Positivity of anticanonical divisors from the viewpoint of Fano conic bundles (Q2631631)

Let \(\varphi \colon X \to Y\) be a contraction, i.e., a surjective morphism with connected fibers between normal complex projective varieties. It is a fundamental problem to understand how the positivity properties of the anticanonical divisors \(-K_X, -K_Y\) of \(X,Y\) are related. Assume that \(X,Y\) are smooth. If \(\varphi\) is smooth and \(-K_X\) is ample, nef and big, or semiample, then so is \(-K_Y\) by \textit{J. Kollár} et al. [J. Differ. Geom. 36, No. 3, 765--779 (1992; Zbl 0759.14032)], \textit{O. Fujino} and \textit{Y. Gongyo} [Math. Z. 270, No. 1--2, 531--544 (2012; Zbl 1234.14033)], or \textit{C. Birkar} and \textit{Y. Chen} [J. Algebr. Geom. 25, No. 2, 273--287 (2016; Zbl 1343.14012)], respectively. One may ask whether a similar result holds for some weaker assumption on \(\varphi\).
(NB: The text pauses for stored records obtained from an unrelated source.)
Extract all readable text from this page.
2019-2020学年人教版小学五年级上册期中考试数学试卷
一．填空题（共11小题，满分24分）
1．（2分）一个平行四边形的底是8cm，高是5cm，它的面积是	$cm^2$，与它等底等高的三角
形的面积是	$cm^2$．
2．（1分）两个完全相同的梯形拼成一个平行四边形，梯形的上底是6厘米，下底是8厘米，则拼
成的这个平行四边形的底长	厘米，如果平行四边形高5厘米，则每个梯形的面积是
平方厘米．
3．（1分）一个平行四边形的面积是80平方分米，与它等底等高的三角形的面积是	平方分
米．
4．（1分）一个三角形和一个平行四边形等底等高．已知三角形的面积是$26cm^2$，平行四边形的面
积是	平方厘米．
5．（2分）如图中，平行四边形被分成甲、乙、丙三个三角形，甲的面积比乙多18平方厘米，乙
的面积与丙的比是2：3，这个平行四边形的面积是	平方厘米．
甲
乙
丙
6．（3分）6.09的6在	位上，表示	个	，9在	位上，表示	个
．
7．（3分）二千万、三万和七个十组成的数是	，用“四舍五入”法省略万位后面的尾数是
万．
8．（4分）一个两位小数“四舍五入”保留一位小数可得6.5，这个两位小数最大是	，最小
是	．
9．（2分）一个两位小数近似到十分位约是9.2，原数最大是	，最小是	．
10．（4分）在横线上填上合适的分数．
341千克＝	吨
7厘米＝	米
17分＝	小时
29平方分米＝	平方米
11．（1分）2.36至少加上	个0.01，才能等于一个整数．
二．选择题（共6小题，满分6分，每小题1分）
Consider the case that \(\varphi\) is a Fano conic bundle, i.e., \(X\) is smooth, \(-K_X\) is ample, and all fibers of \(\varphi\) are one-dimensional. \textit{J. A. Wiśniewski} [J. Reine Angew. Math. 417, 141--157 (1991; Zbl 0721.14023)] constructed an example of a Fano conic bundle \(\varphi \colon X \to Y\) such that \(-K_Y\) is not ample but nef and big. In the paper under review, by modifying Wiśniewski's construction, the author constructs an example of a Fano conic bundle \(\varphi \colon X \to Y\) such that \(-K_Y\) is not nef.